転勤族の夫とともに、全国を転々としている。現在は東京の片隅で書店員として勤務。今年、『書店員は見た 本屋さんで起こる小さなドラマ』を上梓した。

はじめの2週間は、気が狂いそうな日々だった。
常にウォンカと一緒にいて、構って、遊んで、トイレが出来たら大げさにほめてあげて、散歩に行って体力を消耗させて、でもひとたび昼寝をしたら、私はまだ回復していないのに、ウォンカだけ元気100倍。また振り出しに戻る。
こ、これは……。
既視感しかない。
これは、子育てと全く同じだ。
子どもたちが大きくなって、もう二度と経験することがないと思っていた、赤ちゃんとの暮らし。
HPとMPが極限まで減り、かと言って有効な回復呪文もなく、常にヘロヘロだったあの頃を思い出し、歳を重ねた今、また同じことが自分に出来るものだろうかと震える。
しかし、夜泣きと3時間おきのミルクがないだけ、子育てより幾分かマシか。
いやいや、でもほぼ育児であることは間違いない。
赤ちゃんを育てる覚悟でいくぞ!!
ウォンカは、新生児というよりは、後追い真っ盛りの幼児だった。
イタズラばかりして目が離せない上に、私が見えなくなるとパニック。
わたくし、12年ぶりにトイレのドアを開けて用を足しましてよ、オホホホホ。
子どもたちの後追いが激しい時期のお母さんあるあるだ。

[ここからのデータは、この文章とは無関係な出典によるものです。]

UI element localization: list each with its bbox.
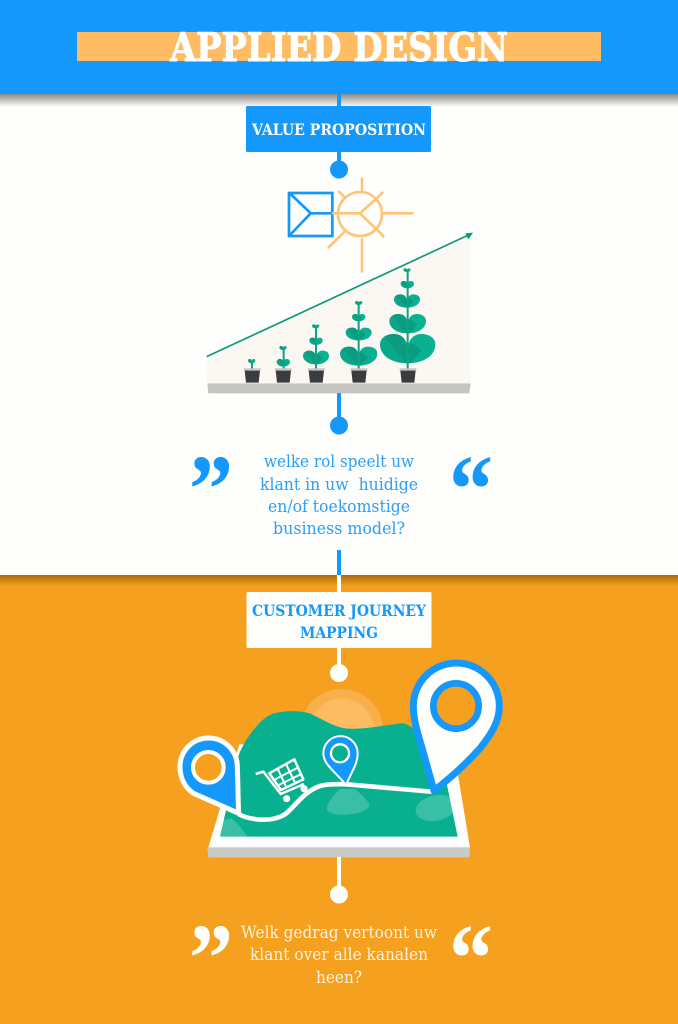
illustration: map with pins — [180, 663, 499, 857]
quote mark: right: “ — [449, 436, 493, 544]
ground shadows — [220, 789, 459, 837]
chart: growing plants — [207, 233, 473, 393]
heading: customer journey mapping — [246, 592, 432, 648]
question text: value proposition: welke rol speelt uw — [264, 452, 414, 472]
connector dot — [330, 664, 348, 682]
panel: white value proposition section — [0, 94, 678, 575]
icon: sun — [329, 178, 412, 272]
question text: customer journey — [241, 923, 437, 988]
growth arrow — [207, 233, 473, 357]
panel: blue header — [0, 0, 678, 94]
green map terrain — [220, 711, 458, 837]
panel: orange customer journey section — [0, 575, 678, 1024]
plant 4 — [340, 301, 377, 383]
plant 3 — [303, 324, 329, 383]
heading: customer journey mapping: MAPPING — [300, 623, 378, 642]
title: APPLIED DESIGN — [169, 25, 508, 71]
pin: left — [180, 738, 239, 813]
question text: value proposition — [260, 452, 418, 539]
route — [238, 784, 432, 820]
question text: value proposition: klant in uw huidige — [260, 475, 418, 495]
floor — [207, 383, 471, 393]
heading: value proposition — [246, 106, 431, 152]
connector with dot — [330, 857, 348, 904]
map board — [207, 744, 470, 857]
icon: envelope — [289, 193, 333, 236]
question text: customer journey: heen? — [316, 968, 362, 988]
quote mark: right: “ — [449, 905, 493, 1013]
question text: customer journey: klant over alle kanalen — [250, 945, 428, 965]
heading: value proposition: VALUE PROPOSITION — [251, 120, 426, 139]
quote mark: left: ” — [189, 905, 233, 1013]
pin: small — [323, 736, 358, 785]
sun behind map — [300, 689, 383, 772]
heading: customer journey mapping: CUSTOMER JOURNEY — [252, 601, 427, 620]
plant 2 — [275, 346, 292, 383]
pin: large — [413, 663, 499, 791]
connector: section transition line — [337, 550, 341, 673]
icon: shopping cart — [256, 759, 306, 801]
question text: customer journey: Welk gedrag vertoont uw — [241, 923, 437, 943]
plant 1 — [244, 359, 261, 383]
quote mark: left: ” — [189, 436, 233, 544]
plant 5 — [380, 268, 435, 383]
question text: value proposition: business model? — [273, 519, 405, 539]
title banner — [77, 25, 601, 71]
chart background — [207, 233, 471, 383]
connector dot — [330, 160, 348, 178]
question text: value proposition: en/of toekomstige — [268, 497, 410, 517]
connector with dot — [330, 393, 348, 434]
connector: top blue line — [337, 94, 341, 170]
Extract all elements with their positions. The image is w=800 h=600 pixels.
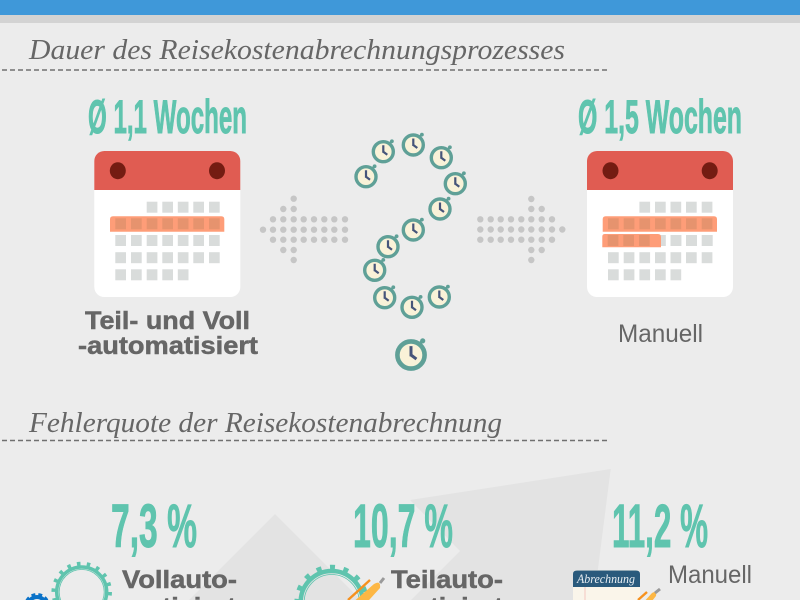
label: Vollautomatisiert: [122, 570, 236, 600]
label: Teil- und Vollautomatisiert: -automatisiert: [78, 332, 259, 360]
label: Teil- und Vollautomatisiert: [78, 307, 259, 360]
icon: question mark of stopwatches: [356, 133, 466, 369]
stat: 10,7 %: 10,7 %: [353, 492, 453, 560]
background shapes: [189, 469, 611, 600]
heading: error rate: Fehlerquote der Reisekostenabrechnung: [28, 408, 502, 439]
stat: 7,3 %: 7,3 %: [111, 492, 197, 560]
header band: [0, 0, 800, 23]
label: Manuell: Manuell: [618, 320, 703, 348]
arrow: dotted right: [477, 196, 566, 263]
icon: gears: [26, 564, 110, 600]
icon: calendar right: [587, 151, 733, 297]
stat: 11,2 %: 11,2 %: [612, 492, 708, 560]
icon: notepad with pen: [573, 570, 660, 600]
label: Vollautomatisiert: Vollauto-: [122, 566, 237, 594]
arrow: dotted left: [260, 196, 348, 263]
label: Teilautomatisiert: [391, 570, 502, 600]
heading: duration: Dauer des Reisekostenabrechnungsprozesses: [28, 35, 565, 66]
label: Manuell bottom: Manuell: [668, 561, 752, 589]
stat: 1,1 Wochen: Ø 1,1 Wochen: [88, 90, 247, 143]
icon: calendar left: [94, 151, 240, 297]
icon: notepad with pen: Abrechnung: [576, 571, 635, 586]
label: Teil- und Vollautomatisiert: Teil- und Voll: [85, 307, 250, 335]
label: Teilautomatisiert: Teilauto-: [391, 566, 503, 594]
icon: gear with pen: [297, 568, 384, 600]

母は、トイレのドアさえ閉められない。プライバシーゼロ。
目次
- トイレのドアが閉められた日
- 3ヶ月後、家族になった
トイレのドアが閉められた日

それでも、お互いに慣れてはくるもので、ひとつの区切りは2週間が経過したあたりだった。
トイレのドアを閉めることに成功したのだ……!
パンパカパーン! 頭の中でファンファーレを鳴り響かせながら便座に座る私。
1枚ドアを隔てた先にいるウォンカは……。うん、鳴いていないぞ!!
ウォンカの確かな成長を感じたわが家は、活気づいた。大丈夫、いつかお留守番だって出来るはず!

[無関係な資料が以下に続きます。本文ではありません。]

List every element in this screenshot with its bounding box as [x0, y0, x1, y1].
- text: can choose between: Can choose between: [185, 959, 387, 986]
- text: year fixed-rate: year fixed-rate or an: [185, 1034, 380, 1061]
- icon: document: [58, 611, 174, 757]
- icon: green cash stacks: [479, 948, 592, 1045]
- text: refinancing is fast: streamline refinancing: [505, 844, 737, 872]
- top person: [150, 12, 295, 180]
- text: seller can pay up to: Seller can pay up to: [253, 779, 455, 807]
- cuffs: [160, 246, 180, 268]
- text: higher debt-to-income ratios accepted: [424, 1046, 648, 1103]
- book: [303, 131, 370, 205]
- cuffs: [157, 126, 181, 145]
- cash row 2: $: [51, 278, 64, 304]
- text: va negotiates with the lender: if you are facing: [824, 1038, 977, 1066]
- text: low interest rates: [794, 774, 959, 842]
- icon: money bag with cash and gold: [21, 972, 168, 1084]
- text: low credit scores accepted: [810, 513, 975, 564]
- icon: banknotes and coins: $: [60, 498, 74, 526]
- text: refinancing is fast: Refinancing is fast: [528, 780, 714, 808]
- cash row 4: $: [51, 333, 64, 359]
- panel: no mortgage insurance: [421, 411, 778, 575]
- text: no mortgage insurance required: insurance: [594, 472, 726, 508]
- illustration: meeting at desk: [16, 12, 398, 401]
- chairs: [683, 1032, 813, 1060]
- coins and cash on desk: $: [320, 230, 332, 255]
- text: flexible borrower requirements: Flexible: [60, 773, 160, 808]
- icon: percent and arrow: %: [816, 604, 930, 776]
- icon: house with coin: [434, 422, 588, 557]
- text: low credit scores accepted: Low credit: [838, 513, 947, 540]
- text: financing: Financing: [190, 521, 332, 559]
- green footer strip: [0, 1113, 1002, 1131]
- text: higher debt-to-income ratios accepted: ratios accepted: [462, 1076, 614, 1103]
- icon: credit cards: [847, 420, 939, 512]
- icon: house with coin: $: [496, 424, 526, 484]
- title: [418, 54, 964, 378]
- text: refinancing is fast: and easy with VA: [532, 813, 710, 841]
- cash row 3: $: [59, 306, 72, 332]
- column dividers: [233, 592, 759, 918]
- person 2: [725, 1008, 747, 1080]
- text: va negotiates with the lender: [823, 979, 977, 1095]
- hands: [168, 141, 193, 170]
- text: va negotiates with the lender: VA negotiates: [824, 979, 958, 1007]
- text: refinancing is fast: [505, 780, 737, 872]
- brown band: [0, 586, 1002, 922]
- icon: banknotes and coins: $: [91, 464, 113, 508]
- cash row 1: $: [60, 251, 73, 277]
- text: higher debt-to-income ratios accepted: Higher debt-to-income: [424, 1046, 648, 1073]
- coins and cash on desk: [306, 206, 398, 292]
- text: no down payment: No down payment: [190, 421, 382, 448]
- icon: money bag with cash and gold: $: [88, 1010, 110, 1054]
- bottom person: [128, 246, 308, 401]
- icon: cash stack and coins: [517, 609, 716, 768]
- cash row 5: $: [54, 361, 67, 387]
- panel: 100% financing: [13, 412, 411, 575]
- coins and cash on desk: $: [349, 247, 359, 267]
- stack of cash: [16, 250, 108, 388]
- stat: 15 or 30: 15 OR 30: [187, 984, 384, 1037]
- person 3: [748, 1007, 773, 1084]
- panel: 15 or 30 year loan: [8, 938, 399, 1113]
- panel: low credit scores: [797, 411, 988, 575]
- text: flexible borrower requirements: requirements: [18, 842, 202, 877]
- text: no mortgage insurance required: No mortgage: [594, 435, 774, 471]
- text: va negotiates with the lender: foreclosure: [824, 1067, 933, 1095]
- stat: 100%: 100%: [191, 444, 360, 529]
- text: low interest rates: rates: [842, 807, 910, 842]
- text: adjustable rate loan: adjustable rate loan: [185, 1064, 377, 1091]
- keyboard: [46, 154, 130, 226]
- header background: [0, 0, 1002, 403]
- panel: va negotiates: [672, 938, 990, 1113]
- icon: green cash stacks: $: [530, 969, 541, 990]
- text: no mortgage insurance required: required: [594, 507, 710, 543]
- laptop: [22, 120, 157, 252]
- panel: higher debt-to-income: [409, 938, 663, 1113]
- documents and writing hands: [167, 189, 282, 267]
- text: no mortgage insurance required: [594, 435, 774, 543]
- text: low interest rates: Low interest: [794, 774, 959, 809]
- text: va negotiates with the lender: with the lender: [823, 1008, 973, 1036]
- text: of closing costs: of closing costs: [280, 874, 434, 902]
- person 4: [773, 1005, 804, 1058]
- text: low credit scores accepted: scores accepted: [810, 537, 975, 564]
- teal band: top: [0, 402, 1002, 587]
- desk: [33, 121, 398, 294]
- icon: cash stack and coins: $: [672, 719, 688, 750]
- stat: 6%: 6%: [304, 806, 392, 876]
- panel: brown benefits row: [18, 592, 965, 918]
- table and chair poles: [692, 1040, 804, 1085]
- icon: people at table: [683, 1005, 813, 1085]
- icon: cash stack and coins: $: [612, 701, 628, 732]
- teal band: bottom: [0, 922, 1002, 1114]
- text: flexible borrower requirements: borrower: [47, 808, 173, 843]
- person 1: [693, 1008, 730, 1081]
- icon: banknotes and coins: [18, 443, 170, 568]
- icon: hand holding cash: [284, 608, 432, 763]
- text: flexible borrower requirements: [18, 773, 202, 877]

ところが、お留守番は思った以上に高いハードルで、私は育児ノイローゼ一歩手前。
ずっと家にいる日でも、玄関先に出る用事というのは意外にも多い。宅急便の受け取り、ゴミ出し、ウォンカが粗相したマットを洗濯し取り込む……。その度に狼さながらの遠吠えをしつつ暴れ回るから、たまったもんじゃない。
とにかく一歩ずつ着実にやっていこう。
夫は単身赴任で、息子も何かと不在がち。頼れるのは娘だけだ。
私と娘は、ウォンカの不安を取り除いていく計画を立てた。
まずは、とにかく安心させること。
そして、私たちが新しい家族で、そして私たちは一度家を出たとしても、必ず帰って来ることを理解してもらう。

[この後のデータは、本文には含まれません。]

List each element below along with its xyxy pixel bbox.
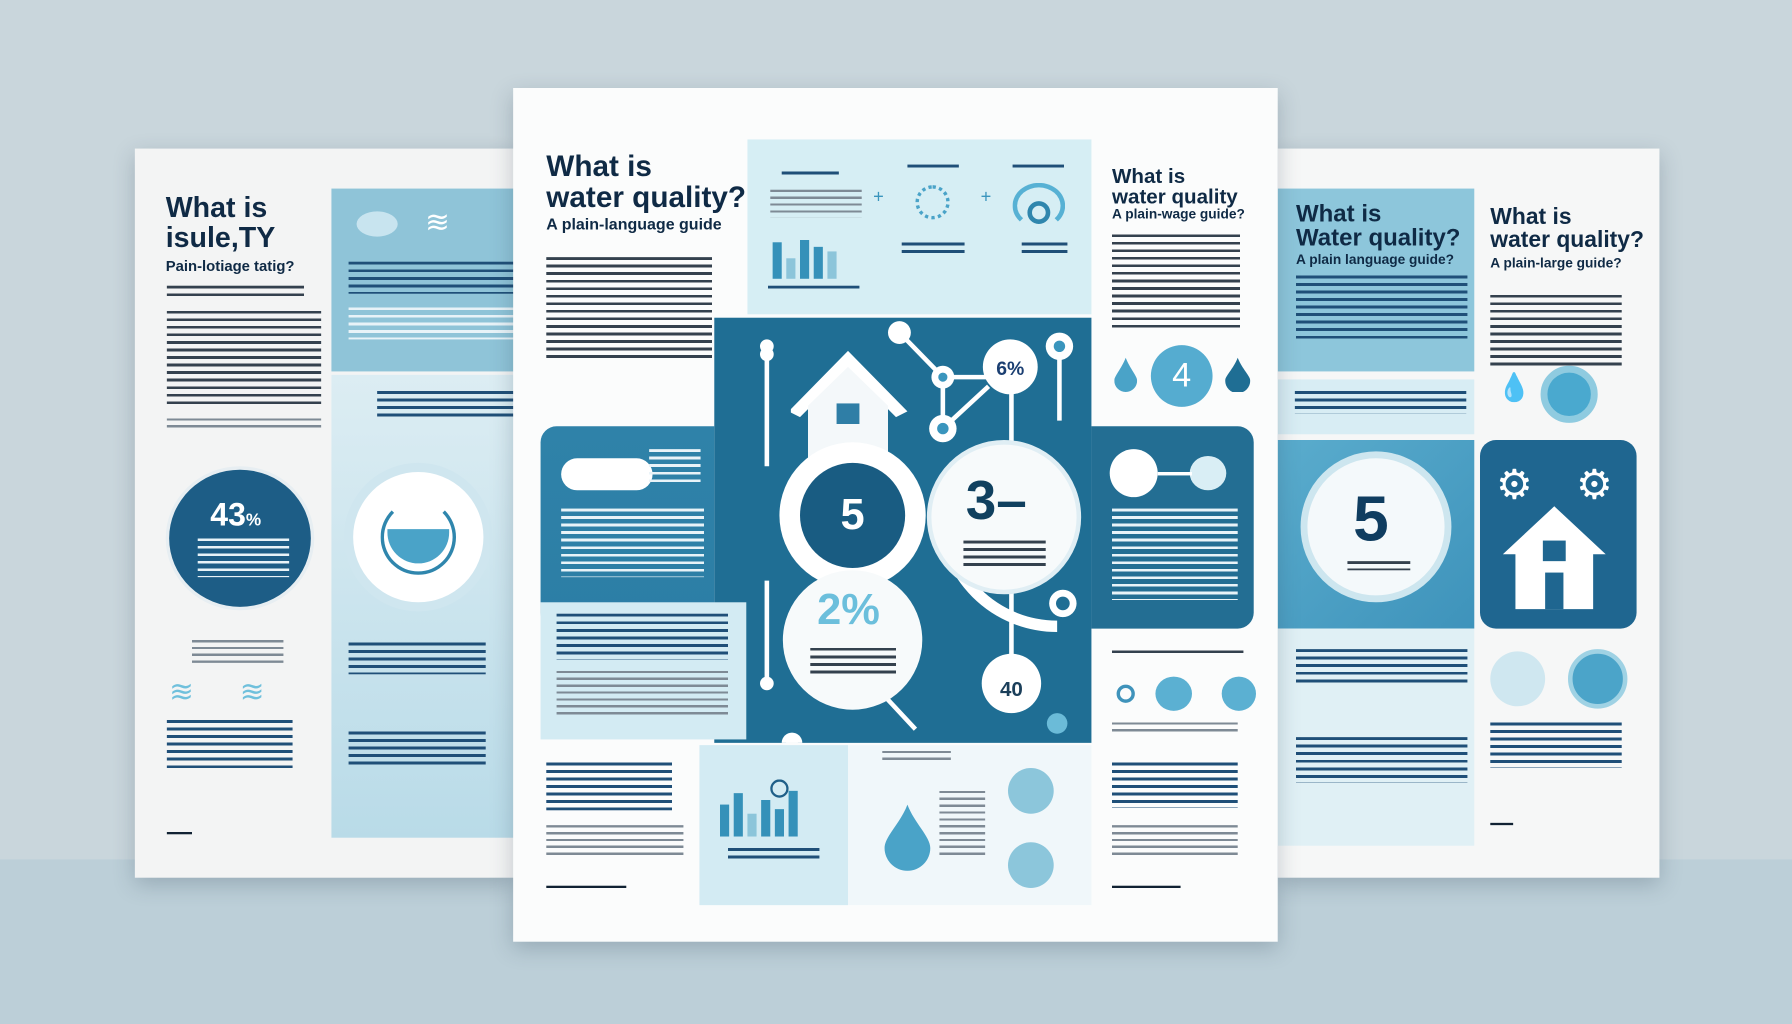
right blue title panel: Water quality? xyxy=(1296,226,1460,252)
right blue title panel: A plain language guide? xyxy=(1296,251,1454,267)
house icon xyxy=(790,351,908,458)
wave icon xyxy=(169,640,310,709)
left top blue panel: ≋ xyxy=(425,205,450,239)
2% circle: 2% xyxy=(817,586,880,634)
drop icons: 💧 xyxy=(1497,373,1531,403)
right second title xyxy=(1490,205,1644,253)
bottom panels xyxy=(699,745,848,905)
dark house panel: ⚙ xyxy=(1576,461,1613,507)
left title: isule,TY xyxy=(166,221,275,253)
right column title: water quality xyxy=(1112,186,1238,208)
4 circle and drops: 4 xyxy=(1172,357,1191,394)
left top blue panel xyxy=(331,189,517,371)
right second title: water quality? xyxy=(1490,228,1644,253)
bottom left text xyxy=(546,762,672,810)
icons xyxy=(915,185,950,219)
5 circle: 5 xyxy=(840,491,865,539)
network diagram xyxy=(760,321,1077,743)
right blue title panel xyxy=(1278,189,1474,371)
bar chart xyxy=(772,240,837,279)
central dark panel xyxy=(714,318,1091,743)
43% circle: 43% xyxy=(210,497,261,533)
2% circle xyxy=(783,570,922,710)
right drop circles xyxy=(1490,651,1545,706)
dark house panel: ⚙ xyxy=(1496,461,1533,507)
dark house panel xyxy=(1480,440,1637,629)
left subtitle: Pain-lotiage tatig? xyxy=(166,257,294,274)
6% circle xyxy=(983,339,1038,394)
3- circle xyxy=(927,440,1081,594)
6% circle: 6% xyxy=(996,358,1024,379)
5 circle: 5 xyxy=(1353,482,1389,554)
3- circle: 3– xyxy=(966,471,1027,531)
right column title: What is xyxy=(1112,165,1185,187)
left text block xyxy=(167,286,304,299)
right lower light panel xyxy=(1278,629,1474,846)
left title: What is xyxy=(166,192,267,224)
top light panel: + xyxy=(981,187,991,207)
center sheet: A plain-wage guide? xyxy=(1112,206,1245,222)
center title: water quality? xyxy=(546,179,746,213)
center sheet xyxy=(513,88,1278,942)
right sheet xyxy=(1278,149,1659,878)
right lower icons xyxy=(1117,685,1135,703)
left light panel xyxy=(331,375,517,838)
right blue panel xyxy=(1278,440,1474,629)
center title xyxy=(546,149,746,213)
top light panel: + xyxy=(873,187,884,207)
4 circle and drops xyxy=(1151,345,1213,407)
right sheet: A plain-large guide? xyxy=(1490,255,1622,271)
40 circle xyxy=(982,654,1041,713)
43% circle xyxy=(166,466,314,610)
center intro text xyxy=(546,257,712,360)
right blue title panel: What is xyxy=(1296,201,1381,227)
floor background xyxy=(0,859,1792,1024)
center subtitle: A plain-language guide xyxy=(546,215,722,233)
wave circle icon xyxy=(344,463,493,611)
top light panel xyxy=(747,139,1091,314)
wave icon: ≋≋ xyxy=(169,674,310,709)
right second title: What is xyxy=(1490,205,1572,230)
5 circle xyxy=(779,442,926,589)
left bottom text xyxy=(167,720,293,773)
lower left light panel xyxy=(541,602,746,739)
center title: What is xyxy=(546,149,652,183)
right column title xyxy=(1112,165,1238,208)
40 circle: 40 xyxy=(1000,678,1023,701)
5 circle xyxy=(1301,451,1451,602)
right light panel xyxy=(1278,379,1474,434)
left sheet xyxy=(135,149,517,878)
left title xyxy=(166,192,275,253)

私と娘のどちらかが必ず家にいる状態を保ちつつ、在宅している人間は、外に出る素振りをランダムにくり返し、その様子をウォンカに見せる。
例えば、上着や鍵を手にする、玄関ドアに手をかける。
そういった動作を見たウォンカが、パニックを起こしそうな気配を感じたら、やめる。逆に、もし黙って見ているようだったら、試しに外に出てみる。
気が遠くなるほど、毎日それをくり返していると、ある日急に、外に10分以上出ていても大丈夫な日が訪れた。
翌日、調子に乗って外で30分草取りをしたら騒ぎ出したので、一歩後退。
それでも30分の壁を超えたことは大きい。
1ヶ月半が経過した時には、ウォンカが気配を感じられる家のすぐ外を離れ、近所のコンビニに行くことに成功。
すると、少しずつだが家を空けられる日が増えてきた。
最寄駅で買い物して戻って来られた日には、娘と祝杯をあげた。
美容室から戻っても、家が平常通りだった日はちょっとしたパーティー。(ちなみに美容室にいる間は、気が気ではなく、ずっとペットカメラを見つめていた)
3ヶ月後、家族になった

そして、とうとう丸一日、私が仕事に出てから、娘が帰宅する時間まで、何事もなく留守番が出来る日がやってきた。
元来持ち合わせていない“根気“というスキルを、とうとう私は会得したのかもしれぬ。
それはウォンカがやって来て、ちょうど3ヶ月が経過した時のこと。
保護犬を迎えた経験がある人に会うたび、慣れるまでの目安を聞き、それに対して多くの人が答えた日数。
やはり先人の話は、良く聞くべきだ。
3ヶ月が経過し、ウォンカは完全に私たちの家族になったのだ。